Other Surprising Culprits
These four hypotheses may not lead to big, fat breakthroughs in obesity research, but they score high points for creativity.
Microwave ovens: Jane Wardle, a professor of clinical psychology at University College London, floated this theory at the 2007 British Cheltenham Science Festival after discovering an overlap between rising obesity rates in the U.K. and the microwave’s ascension to common household appliance in the mid-1980s. TV dinners and faster, easier access to food were cited as contributing factors.
Ear infections: Several studies presented last year at the American Psychological Association conference hinted at a link between childhood ear infections and obesity later in life. One study revealed that individuals with a moderate to severe history of otitis media (middle-ear infection) were 62 percent more likely to be obese; possibly, researchers speculate, because the infections damaged nerves involved in taste, affecting later food choices.
Air-conditioning: This theory holds that being exposed to less variation in extreme temperatures, thanks to the modern conveniences of heating and AC, means our bodies don’t have to work as hard or burn as many calories to maintain a comfortable 98.6˚F. Hard data is lacking, but the idea has long been accepted as fact in the field of animal husbandry, where temperature is manipulated to encourage growth in pigs.

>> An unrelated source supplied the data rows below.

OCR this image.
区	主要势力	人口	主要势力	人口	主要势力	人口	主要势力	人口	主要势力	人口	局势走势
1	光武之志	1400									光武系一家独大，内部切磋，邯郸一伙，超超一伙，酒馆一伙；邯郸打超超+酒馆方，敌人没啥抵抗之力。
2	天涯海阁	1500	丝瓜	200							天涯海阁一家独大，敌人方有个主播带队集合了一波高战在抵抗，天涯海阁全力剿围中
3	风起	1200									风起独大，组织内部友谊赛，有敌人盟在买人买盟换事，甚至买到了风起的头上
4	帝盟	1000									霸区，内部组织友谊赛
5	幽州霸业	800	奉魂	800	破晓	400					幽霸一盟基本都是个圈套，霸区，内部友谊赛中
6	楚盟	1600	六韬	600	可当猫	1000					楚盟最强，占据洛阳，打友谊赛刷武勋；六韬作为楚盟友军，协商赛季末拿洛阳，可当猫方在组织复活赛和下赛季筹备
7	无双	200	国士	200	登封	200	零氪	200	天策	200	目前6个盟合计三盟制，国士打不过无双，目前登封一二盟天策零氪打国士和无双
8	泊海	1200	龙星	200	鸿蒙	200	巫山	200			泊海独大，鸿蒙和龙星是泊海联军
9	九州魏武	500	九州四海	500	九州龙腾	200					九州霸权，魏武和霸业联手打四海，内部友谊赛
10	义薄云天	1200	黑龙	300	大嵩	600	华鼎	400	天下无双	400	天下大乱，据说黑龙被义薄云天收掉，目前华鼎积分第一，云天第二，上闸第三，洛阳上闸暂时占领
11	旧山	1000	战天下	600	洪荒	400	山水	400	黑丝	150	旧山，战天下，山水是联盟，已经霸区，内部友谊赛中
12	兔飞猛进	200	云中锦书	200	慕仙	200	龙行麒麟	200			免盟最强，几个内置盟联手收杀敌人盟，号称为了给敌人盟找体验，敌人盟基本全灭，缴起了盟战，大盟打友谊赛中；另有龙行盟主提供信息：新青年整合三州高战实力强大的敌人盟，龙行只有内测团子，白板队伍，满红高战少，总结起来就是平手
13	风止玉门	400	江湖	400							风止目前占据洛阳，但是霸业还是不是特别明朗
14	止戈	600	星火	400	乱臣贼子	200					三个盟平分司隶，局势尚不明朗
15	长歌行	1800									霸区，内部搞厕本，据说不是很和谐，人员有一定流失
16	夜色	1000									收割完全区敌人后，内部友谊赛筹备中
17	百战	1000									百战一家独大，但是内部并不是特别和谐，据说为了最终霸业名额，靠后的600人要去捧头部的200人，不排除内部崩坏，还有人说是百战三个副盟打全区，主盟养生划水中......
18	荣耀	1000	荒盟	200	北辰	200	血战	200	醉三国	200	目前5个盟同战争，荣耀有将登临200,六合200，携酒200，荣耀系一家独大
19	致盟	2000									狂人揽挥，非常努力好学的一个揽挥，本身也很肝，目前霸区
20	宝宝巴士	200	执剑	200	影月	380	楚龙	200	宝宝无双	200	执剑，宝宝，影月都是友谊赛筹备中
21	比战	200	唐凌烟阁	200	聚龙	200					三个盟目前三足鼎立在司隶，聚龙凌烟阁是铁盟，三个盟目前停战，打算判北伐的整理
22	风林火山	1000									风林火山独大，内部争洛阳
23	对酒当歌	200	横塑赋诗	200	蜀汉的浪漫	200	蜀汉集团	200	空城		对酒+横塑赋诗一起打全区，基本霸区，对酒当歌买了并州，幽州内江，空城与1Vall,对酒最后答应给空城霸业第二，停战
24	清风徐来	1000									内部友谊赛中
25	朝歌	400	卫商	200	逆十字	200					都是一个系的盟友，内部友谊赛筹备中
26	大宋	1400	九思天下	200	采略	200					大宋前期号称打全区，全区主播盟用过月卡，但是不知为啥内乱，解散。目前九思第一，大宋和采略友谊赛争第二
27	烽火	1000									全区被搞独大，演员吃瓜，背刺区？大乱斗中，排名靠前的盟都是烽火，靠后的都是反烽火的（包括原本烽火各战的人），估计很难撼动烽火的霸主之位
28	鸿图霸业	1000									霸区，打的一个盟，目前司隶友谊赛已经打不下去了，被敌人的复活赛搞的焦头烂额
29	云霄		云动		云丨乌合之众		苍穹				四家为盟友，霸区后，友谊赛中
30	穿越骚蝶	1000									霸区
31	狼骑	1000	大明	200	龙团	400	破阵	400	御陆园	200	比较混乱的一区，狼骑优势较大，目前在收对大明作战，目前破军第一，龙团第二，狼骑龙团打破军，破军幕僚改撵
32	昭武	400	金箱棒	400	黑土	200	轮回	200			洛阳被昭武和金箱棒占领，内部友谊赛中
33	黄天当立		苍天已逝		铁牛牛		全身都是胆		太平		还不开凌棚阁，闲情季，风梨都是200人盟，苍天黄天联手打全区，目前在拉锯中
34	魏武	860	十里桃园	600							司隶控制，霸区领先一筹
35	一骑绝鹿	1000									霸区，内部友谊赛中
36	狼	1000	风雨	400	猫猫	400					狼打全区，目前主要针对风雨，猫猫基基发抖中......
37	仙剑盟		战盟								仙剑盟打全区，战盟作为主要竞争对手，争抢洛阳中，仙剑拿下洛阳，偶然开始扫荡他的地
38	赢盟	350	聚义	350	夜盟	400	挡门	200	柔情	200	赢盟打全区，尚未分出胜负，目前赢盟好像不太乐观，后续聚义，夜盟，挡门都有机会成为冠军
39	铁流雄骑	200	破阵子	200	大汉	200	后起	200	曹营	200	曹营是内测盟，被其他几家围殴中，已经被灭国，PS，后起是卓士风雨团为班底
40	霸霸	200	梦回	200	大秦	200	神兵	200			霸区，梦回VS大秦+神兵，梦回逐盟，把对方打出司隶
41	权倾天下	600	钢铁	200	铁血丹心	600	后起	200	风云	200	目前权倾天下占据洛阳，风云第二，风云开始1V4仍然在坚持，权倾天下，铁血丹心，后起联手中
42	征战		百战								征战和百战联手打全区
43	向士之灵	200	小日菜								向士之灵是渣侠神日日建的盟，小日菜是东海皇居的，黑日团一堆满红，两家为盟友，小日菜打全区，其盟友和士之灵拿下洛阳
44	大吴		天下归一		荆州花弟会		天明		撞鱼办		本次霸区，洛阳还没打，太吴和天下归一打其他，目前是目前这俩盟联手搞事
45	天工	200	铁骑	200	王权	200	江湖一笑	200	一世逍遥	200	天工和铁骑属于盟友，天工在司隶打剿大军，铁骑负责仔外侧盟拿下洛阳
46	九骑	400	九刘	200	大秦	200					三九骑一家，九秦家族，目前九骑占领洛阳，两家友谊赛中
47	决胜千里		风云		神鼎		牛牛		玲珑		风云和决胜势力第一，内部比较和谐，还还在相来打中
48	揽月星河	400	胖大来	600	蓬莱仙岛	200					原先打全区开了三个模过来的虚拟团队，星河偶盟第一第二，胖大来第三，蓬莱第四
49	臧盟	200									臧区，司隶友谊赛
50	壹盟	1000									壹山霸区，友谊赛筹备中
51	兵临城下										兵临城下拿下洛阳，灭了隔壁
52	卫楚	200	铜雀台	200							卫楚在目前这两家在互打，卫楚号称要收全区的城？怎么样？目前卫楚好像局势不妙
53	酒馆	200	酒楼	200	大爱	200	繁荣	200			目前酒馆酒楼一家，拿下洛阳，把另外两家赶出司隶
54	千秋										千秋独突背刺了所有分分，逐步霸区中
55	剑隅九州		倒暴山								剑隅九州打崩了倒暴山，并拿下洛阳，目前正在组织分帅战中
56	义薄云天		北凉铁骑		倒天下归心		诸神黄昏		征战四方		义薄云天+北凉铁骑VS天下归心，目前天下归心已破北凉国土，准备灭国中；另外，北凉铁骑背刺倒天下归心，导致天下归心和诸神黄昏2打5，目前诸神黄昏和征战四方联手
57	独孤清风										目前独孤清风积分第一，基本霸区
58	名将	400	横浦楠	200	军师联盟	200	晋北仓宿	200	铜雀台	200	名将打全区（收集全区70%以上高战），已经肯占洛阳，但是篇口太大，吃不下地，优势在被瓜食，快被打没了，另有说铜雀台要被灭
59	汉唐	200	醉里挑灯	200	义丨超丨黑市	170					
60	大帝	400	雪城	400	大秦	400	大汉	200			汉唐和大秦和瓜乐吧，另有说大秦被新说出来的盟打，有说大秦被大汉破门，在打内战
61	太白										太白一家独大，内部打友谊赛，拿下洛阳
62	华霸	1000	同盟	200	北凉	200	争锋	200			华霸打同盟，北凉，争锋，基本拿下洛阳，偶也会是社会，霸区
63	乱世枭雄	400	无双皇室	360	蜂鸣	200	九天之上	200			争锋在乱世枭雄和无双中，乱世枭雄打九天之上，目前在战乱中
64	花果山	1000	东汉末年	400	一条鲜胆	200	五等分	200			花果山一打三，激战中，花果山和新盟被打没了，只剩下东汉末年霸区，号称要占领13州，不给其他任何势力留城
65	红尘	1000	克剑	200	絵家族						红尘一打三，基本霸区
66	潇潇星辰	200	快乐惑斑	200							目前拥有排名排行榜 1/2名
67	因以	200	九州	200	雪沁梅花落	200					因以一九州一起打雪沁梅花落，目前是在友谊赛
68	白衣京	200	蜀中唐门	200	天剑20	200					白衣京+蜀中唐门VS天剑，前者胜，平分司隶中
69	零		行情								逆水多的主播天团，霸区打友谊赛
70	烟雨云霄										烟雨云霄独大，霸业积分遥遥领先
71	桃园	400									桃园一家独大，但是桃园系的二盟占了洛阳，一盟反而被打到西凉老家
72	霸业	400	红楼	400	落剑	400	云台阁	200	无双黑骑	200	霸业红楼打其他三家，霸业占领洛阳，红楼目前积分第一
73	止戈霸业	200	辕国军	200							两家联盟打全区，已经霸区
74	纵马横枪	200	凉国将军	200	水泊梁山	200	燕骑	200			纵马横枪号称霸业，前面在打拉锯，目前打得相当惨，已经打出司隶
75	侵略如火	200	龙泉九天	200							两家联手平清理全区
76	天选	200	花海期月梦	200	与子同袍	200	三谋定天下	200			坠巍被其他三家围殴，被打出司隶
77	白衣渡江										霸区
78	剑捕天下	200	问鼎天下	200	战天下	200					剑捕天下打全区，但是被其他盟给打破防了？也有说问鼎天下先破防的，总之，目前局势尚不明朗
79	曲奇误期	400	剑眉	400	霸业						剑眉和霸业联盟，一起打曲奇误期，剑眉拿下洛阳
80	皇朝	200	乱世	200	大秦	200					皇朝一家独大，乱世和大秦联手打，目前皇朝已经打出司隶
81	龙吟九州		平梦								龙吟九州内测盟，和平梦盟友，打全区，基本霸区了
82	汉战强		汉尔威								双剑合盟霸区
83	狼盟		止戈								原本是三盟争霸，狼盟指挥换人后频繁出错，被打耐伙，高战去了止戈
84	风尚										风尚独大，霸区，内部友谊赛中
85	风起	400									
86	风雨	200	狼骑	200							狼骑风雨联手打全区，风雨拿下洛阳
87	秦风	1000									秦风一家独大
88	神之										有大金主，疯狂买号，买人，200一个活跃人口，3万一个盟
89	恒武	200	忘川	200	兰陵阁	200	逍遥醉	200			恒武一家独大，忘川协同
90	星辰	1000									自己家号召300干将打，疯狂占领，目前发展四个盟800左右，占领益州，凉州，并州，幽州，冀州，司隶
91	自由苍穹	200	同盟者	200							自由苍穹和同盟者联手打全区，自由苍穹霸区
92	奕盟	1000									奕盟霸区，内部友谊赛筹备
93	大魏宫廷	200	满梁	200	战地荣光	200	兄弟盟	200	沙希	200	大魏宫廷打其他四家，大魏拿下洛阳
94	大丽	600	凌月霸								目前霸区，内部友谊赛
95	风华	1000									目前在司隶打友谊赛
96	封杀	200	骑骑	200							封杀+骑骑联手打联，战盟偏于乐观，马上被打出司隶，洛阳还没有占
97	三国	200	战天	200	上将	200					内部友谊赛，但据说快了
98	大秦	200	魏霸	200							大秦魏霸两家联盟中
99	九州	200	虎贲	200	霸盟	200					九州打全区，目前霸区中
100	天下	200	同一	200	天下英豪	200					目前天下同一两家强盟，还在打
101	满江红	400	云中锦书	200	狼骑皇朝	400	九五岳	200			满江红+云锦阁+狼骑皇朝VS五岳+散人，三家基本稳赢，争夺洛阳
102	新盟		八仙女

Relationships: Your social circle can influence how round you get, according to a study published in the New England Journal of Medicine. Analyzing data from more than 12,000 people over 32 years, researchers found a strong correlation between weight gain and relationships. Married people were 37 percent more likely to become obese within two to four years of their spouses doing so than people whose spouses stayed trim.